Giliran Kakanwil BPN Riau Syahril Diperiksa Dugaan Suap Perpanjangan HGU PT AA

Rabu, 25 Mei 2022 - 13:24:22 WIB

Kakanwil BPN Riau Syahril.

Pekanbaru, Detak Indonesia--Sidang kasus dugaan suap perpanjangan izin Hak Guna Usaha (HGU) sawit yang melibatkan Bupati Kuansing non-aktif Andi Putra kembali digelar di Pengadilan Tipikor pada Pengadilan Negeri (PN) Pekanbaru, Rabu, (25/5/2022).

Kasus dengan nomor perkara 21/Pid Sus-TPK/2022/PN Pbr mengagendakan pemeriksaan saksi berikutnya yang digelar di Ruang Sidang Prof Soebakti Pengadilan Tipikor pada PN Pekanbaru.

Salah satu saksi yang dihadirkan Jaksa Penuntut Umum (JPU) adalah Kepala Kantor Wilayah (Kakanwil) Badan Pertanahan Nasional (BPN) Provinsi Riau, Syahril.

Kakanwil BPN Riau itu tiba di PN Pekanbaru Rabu pagi (25/5/2022) sekira pukul 10.30 WIB didampingi penasihat hukumnya Yopi Febri SH. Syahril langsung memasuki ruangan sidang untuk diambil sumpahnya sebelum memberikan kesaksian. 

Kebun sawit PT Adimulia Agrolestari (PT AA) di Kabupaten Kuansing Riau yang sudah memasuki masa peremajaan/replanting. (Aznil Fajri/Detak Indonesia.co.id)

Selanjutnya, Syahril keluar dari ruangan sidang dan menunggu giliran untuk memberikan kesaksian kasus dugaan korupsi tersebut.

Untuk diketahui, Kakanwil BPN Provinsi Riau telah dituding menerima uang dari General Manager PT Adimulia Agrolestari (PT AA) Sudarso sekira Rp1,2 miliar.

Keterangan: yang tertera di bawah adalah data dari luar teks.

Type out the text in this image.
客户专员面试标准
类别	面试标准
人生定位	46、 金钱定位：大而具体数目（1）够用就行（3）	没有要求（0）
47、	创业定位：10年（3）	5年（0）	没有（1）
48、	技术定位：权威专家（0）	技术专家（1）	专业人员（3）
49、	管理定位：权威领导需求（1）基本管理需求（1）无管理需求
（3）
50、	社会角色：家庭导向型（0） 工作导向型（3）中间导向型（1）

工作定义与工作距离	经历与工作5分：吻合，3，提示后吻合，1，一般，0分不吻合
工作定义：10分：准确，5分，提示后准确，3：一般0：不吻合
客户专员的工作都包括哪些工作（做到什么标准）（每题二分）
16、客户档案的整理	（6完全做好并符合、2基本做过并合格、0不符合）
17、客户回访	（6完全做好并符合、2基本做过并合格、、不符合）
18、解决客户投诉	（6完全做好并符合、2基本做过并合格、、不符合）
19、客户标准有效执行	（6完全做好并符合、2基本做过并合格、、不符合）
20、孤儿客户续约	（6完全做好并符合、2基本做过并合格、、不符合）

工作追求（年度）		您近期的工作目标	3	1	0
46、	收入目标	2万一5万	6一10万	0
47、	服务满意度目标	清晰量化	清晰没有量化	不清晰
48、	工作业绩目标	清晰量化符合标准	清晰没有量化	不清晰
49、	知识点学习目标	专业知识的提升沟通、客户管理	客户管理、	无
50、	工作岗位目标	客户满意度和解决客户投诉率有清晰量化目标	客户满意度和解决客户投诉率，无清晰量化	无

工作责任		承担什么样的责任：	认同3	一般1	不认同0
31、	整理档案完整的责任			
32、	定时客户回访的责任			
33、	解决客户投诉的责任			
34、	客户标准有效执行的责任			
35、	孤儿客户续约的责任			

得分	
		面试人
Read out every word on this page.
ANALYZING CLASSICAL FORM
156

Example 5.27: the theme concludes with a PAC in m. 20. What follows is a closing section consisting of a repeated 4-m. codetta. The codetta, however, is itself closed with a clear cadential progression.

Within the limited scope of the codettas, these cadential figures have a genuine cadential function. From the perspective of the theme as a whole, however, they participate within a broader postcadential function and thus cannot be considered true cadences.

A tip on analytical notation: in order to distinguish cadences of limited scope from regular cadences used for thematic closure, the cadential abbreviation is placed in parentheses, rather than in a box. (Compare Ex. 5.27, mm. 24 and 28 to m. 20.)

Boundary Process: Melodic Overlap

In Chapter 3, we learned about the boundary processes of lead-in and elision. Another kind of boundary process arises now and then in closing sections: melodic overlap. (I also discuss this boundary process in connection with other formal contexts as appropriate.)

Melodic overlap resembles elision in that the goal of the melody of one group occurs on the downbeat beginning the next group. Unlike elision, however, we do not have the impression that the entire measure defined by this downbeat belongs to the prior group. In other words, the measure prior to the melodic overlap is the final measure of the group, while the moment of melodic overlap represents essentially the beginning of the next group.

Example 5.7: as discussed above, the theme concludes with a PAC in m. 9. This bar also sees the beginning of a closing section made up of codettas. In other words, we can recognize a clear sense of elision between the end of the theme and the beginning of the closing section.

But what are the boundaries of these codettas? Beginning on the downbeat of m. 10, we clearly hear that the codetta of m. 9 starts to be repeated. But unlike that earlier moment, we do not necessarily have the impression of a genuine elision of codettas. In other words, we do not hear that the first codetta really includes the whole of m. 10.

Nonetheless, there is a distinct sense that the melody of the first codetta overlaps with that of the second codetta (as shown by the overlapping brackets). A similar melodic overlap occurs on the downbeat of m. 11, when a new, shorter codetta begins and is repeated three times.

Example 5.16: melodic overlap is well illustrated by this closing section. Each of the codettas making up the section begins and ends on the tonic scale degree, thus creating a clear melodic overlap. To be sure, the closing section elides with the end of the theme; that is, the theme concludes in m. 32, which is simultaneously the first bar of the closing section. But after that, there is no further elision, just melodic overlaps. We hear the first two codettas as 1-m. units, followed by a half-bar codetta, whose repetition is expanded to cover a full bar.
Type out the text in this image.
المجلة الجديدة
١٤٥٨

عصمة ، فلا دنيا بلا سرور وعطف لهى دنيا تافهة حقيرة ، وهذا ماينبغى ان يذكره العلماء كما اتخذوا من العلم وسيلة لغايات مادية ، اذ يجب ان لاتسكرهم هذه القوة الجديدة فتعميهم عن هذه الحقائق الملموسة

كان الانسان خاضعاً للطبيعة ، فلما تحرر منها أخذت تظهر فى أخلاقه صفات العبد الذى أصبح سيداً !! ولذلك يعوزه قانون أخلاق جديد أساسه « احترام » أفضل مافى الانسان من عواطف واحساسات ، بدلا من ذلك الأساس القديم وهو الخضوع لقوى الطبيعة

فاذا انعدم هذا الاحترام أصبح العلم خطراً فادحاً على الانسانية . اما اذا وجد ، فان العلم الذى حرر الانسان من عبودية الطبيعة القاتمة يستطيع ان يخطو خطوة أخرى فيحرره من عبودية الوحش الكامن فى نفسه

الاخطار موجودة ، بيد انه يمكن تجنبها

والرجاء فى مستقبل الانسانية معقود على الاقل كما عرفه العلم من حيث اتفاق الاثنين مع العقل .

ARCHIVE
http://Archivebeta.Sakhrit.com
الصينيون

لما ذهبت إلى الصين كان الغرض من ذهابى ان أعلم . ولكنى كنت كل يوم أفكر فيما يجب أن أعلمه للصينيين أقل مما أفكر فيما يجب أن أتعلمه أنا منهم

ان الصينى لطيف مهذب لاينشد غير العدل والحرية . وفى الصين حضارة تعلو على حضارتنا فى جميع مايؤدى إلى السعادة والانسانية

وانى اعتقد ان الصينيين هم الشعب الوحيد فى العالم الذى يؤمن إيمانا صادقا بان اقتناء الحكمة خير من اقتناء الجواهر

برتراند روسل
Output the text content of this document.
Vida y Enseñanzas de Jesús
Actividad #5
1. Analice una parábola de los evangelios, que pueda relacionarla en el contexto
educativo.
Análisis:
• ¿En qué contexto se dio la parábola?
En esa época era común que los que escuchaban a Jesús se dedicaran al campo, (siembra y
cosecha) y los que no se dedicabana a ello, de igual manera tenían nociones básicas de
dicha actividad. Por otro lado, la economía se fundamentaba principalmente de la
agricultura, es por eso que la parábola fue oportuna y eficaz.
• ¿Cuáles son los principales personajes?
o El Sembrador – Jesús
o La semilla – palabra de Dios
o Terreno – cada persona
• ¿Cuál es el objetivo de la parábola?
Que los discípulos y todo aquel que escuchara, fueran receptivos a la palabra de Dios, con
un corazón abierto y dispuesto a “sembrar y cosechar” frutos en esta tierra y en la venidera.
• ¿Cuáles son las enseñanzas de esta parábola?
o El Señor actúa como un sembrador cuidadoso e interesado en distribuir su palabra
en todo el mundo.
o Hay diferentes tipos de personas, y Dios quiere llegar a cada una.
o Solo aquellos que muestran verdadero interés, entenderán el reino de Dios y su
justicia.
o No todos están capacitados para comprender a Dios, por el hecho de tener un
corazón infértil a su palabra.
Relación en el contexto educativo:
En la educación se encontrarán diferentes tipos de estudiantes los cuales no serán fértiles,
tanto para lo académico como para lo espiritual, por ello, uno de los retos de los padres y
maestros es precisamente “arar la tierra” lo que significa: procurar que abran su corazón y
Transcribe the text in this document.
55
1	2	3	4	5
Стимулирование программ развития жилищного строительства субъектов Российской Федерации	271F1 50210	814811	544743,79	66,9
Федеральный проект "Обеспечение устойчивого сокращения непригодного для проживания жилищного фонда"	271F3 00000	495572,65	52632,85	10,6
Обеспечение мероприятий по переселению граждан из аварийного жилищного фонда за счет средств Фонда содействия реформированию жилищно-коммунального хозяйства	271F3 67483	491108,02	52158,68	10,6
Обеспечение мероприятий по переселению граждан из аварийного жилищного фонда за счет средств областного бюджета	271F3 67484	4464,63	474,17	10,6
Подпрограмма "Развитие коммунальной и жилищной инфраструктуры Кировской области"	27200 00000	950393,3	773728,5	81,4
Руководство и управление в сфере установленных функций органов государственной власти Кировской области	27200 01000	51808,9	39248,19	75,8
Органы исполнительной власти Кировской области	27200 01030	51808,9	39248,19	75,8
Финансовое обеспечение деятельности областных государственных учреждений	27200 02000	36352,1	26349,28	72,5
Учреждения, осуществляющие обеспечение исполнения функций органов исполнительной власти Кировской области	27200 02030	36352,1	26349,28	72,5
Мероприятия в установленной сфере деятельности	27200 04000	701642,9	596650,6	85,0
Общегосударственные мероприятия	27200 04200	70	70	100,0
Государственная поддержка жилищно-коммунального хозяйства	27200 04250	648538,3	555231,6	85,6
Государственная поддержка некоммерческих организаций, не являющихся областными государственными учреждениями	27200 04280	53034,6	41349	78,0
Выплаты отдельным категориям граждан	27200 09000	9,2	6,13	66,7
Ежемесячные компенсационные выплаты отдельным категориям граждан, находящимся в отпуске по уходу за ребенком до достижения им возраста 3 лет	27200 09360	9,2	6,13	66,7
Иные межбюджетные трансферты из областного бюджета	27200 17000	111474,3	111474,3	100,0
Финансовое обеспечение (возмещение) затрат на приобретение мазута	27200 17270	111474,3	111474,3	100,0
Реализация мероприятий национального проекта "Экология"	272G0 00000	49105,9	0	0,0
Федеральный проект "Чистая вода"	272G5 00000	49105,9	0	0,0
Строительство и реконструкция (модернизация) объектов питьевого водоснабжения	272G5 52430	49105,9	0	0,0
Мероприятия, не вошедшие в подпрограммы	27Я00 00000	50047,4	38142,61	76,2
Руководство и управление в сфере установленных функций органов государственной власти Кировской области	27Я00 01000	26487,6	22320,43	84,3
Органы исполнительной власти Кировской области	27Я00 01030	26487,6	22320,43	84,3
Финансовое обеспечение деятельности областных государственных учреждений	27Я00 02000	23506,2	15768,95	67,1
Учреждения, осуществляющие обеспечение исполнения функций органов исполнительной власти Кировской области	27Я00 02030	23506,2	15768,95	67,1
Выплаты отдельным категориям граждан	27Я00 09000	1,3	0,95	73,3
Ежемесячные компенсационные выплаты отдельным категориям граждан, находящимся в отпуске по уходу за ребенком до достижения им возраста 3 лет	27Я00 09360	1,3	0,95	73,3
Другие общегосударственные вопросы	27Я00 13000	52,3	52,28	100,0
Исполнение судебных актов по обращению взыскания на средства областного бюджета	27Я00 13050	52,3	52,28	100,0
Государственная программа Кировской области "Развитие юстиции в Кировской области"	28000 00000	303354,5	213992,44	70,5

Uang itu terkait perpanjangan izin Hak Guna Usaha (HGU) sawit PT AA tersebut yang akan habis 2024 di Kabupaten Kuantan Singingi (Kuansing), Riau.

Melalui kuasa hukumnya, Yopi Pebri, dalam keterangannya menjelaskan, kliennya tidak ada keterlibatan dengan terdakwa Sudarso yang perkaranya sedang diperiksa di Pengadilan Tipikor pada PN Pekanbaru, Riau.

"Di persidangan (Kakanwil, red) sudah membantah secara tegas, bahwa tidak pernah menerima," kata Yopi, pada Jumat malam lalu (11/2/2022).

Dijelaskan Yopi, pihaknya telah menyarankan untuk upaya hukum terkait tudingan yang disampaikan Sudarso di persidangan beberapa waktu lalu itu. Namun menurutnya, Kakanwil BPN cukup bijak dalam menyikapi tuduhan yang dialamatkan pada dirinya.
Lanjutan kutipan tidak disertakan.